At first, Xcor did not comprehend the words. And even when he did, he did not understand.

He shook his head. “I shall go to my grave a’fore I go anywhere with you. ’Tis one and the same, at any rate.”

“No, you shall come with me. And I shall teach you the ways of war and you shall serve beside me.”

“Why would I e’er do that—”

“It is your destiny.”

“You do not know me.”

“I know exactly who you are.” The Bloodletter nodded at the decapitated body. “And it makes this much more understandable.”

Xcor frowned, a sudden quickening that was not about fear vibrating in his veins. “What lies do you speak.”

“Your face is the giveaway. I thought you were but a rumor, a slice of gossip. But no, not with your dagger hand and that lip. You come with me and I shall train you and put you to work against the Lessening Society—”

“I am … a common thief. Not a warrior.”

“I know of no thief who could do what you just did. And you realize this as well. Deny it all you like, but you have been bred for this outcome, lost into the world, now found.”

Xcor shook his head. “I shall not go with you, no … no, I shall not—”

“You are my son.”

Now Xcor lowered his scythe. Tears came to his eyes, and he blinked them away, determined to show no weakness.

“You shall come with me,” the Bloodletter repeated. “And I shall teach you proper the ways of war. I shall harden you as steel tempered by fire, and you shall not disappoint me.”

“Do you know my mahmen still?” Xcor asked weakly. “Where is she?”

“She doesn’t want you. She never did.”

This was true, Xcor thought. This was what the nursemaid had told him.

“So you will come with me now, and I will pave the way for your destiny. You shall succeed me … if the training does not kill you.”

Xcor returned to the present by opening lids he was unaware of having closed. The Bloodletter had been right about some things, wrong about others.

The training in the war camp had been so much worse than Xcor could ever have imagined, the fighters therein battling each other for scarce food and water and also when they were pitted one against the next for sport and contest. It had been a brutal existence that had, night after night, week after week, month in and out … throughout the course of those five years … done exactly what the Bloodletter had promised.

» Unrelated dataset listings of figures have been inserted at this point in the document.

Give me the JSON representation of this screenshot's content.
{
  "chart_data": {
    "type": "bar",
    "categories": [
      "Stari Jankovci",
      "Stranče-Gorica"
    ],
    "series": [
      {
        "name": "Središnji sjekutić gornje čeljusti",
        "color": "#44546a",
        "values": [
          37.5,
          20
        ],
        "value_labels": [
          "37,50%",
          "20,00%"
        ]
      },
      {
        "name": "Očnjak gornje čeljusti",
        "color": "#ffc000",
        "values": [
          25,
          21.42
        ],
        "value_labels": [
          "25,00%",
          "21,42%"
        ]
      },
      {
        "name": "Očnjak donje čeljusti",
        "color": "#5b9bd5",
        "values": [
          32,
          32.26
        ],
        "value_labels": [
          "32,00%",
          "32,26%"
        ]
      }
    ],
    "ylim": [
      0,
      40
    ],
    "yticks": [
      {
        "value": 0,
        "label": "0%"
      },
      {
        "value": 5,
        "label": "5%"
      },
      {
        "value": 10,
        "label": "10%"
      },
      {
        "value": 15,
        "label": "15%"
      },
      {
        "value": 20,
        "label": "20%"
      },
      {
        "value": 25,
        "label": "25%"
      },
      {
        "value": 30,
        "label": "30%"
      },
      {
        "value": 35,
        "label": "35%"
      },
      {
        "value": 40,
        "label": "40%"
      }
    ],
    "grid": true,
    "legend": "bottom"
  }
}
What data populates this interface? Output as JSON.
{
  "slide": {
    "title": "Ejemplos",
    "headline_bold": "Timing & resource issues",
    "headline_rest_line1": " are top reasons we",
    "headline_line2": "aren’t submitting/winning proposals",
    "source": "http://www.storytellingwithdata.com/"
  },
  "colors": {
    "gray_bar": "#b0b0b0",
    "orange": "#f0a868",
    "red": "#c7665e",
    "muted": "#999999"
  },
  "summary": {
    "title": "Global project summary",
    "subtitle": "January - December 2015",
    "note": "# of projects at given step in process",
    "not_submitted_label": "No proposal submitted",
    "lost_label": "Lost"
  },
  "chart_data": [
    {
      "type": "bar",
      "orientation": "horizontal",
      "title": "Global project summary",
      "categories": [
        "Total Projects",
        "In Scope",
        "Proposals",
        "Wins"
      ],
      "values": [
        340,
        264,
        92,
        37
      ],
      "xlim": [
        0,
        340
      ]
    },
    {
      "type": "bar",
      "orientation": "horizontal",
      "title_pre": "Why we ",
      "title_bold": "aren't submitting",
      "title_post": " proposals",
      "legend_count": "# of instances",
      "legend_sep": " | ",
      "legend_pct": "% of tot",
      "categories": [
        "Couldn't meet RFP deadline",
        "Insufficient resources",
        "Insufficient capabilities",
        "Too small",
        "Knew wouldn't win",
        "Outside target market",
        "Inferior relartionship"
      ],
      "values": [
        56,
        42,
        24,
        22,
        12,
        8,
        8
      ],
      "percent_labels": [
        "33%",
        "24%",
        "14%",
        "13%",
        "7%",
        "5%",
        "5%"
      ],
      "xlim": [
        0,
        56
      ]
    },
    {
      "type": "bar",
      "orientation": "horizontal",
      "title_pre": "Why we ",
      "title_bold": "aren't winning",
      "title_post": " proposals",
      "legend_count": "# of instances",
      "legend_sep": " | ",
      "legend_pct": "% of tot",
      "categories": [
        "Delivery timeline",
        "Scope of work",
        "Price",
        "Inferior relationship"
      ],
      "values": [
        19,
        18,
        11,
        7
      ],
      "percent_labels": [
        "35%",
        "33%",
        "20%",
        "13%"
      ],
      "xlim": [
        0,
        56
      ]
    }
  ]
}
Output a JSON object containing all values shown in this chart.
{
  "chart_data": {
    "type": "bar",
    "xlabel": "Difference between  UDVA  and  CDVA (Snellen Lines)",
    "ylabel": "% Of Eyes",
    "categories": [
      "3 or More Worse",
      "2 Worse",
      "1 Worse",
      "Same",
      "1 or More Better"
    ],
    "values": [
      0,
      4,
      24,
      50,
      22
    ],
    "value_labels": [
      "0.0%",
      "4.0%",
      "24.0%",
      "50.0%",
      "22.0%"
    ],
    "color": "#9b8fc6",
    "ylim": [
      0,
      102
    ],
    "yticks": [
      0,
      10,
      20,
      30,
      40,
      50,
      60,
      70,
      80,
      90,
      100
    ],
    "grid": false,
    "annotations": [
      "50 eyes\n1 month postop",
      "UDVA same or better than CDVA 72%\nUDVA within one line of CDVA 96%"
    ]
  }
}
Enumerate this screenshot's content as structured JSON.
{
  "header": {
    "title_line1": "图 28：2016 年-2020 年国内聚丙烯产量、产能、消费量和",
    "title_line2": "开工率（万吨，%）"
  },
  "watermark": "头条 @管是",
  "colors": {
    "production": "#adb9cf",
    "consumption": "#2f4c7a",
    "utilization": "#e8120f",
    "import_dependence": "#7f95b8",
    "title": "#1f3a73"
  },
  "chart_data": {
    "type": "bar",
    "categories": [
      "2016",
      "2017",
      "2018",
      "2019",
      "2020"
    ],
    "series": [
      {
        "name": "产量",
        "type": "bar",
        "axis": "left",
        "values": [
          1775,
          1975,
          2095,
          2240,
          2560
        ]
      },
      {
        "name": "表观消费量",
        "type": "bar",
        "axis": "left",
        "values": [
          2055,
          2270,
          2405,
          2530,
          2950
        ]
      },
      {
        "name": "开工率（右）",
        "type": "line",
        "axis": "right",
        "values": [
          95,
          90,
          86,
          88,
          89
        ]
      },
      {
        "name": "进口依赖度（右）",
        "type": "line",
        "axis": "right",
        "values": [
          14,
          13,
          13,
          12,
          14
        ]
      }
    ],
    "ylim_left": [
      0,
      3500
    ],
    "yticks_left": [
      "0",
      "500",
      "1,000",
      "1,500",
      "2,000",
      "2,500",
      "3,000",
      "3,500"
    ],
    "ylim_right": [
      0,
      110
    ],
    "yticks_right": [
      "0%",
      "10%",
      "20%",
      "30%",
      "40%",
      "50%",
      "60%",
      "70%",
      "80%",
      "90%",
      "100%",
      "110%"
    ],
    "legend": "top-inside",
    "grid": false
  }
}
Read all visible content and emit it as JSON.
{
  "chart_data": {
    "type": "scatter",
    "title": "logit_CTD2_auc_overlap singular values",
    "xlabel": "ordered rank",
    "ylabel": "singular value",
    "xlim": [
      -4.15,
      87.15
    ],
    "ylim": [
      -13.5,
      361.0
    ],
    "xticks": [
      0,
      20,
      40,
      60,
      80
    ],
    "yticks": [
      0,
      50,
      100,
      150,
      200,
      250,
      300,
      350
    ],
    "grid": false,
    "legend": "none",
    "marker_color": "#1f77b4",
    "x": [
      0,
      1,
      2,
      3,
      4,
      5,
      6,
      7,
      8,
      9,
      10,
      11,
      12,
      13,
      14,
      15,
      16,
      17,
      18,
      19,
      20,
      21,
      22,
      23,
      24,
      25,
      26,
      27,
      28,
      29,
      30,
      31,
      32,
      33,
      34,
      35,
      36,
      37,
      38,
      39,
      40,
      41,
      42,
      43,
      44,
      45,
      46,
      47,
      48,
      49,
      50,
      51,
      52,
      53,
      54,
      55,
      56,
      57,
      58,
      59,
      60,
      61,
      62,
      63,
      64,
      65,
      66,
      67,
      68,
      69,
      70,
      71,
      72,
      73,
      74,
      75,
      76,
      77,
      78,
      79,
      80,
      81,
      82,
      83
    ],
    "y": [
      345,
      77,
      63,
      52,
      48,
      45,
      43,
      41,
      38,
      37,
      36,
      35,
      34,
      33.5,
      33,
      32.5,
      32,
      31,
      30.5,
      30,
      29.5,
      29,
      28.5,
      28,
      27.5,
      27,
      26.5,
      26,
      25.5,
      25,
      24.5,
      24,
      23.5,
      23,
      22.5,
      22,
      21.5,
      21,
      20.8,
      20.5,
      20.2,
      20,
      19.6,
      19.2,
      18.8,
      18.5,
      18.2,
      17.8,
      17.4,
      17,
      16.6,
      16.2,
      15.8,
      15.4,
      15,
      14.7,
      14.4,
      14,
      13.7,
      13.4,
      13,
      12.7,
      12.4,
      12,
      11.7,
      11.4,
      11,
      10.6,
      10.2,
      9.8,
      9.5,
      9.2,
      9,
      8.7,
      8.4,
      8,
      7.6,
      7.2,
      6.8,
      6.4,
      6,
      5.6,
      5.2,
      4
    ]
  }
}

Xcor had been hardened into living steel, his compassion and emotions stripped free of him as if they had never existed, the cruelty upon cruelty layered upon him until his nature had been suppressed by all that he had at first seen, and then later done.

Sadism could be trained into a person. He was living proof of that. And it was also viral, such that he had done to Throe what the Bloodletter had done to himself, subjecting the former aristocrat to a barrage of indignities and challenges and insults. The effect had been similar as well: Throe, too, had risen to the tests, but also been soured by them.

As it was, so it had turned out to be. Although unlike Xcor, Throe seemed not to be mediated by any blessed force, his ambition as yet unchecked.

Or at least it had been prior to Xcor’s abduction—and there was little to suggest any change in the male’s proclivities or ambitions might have happened in the passage of time.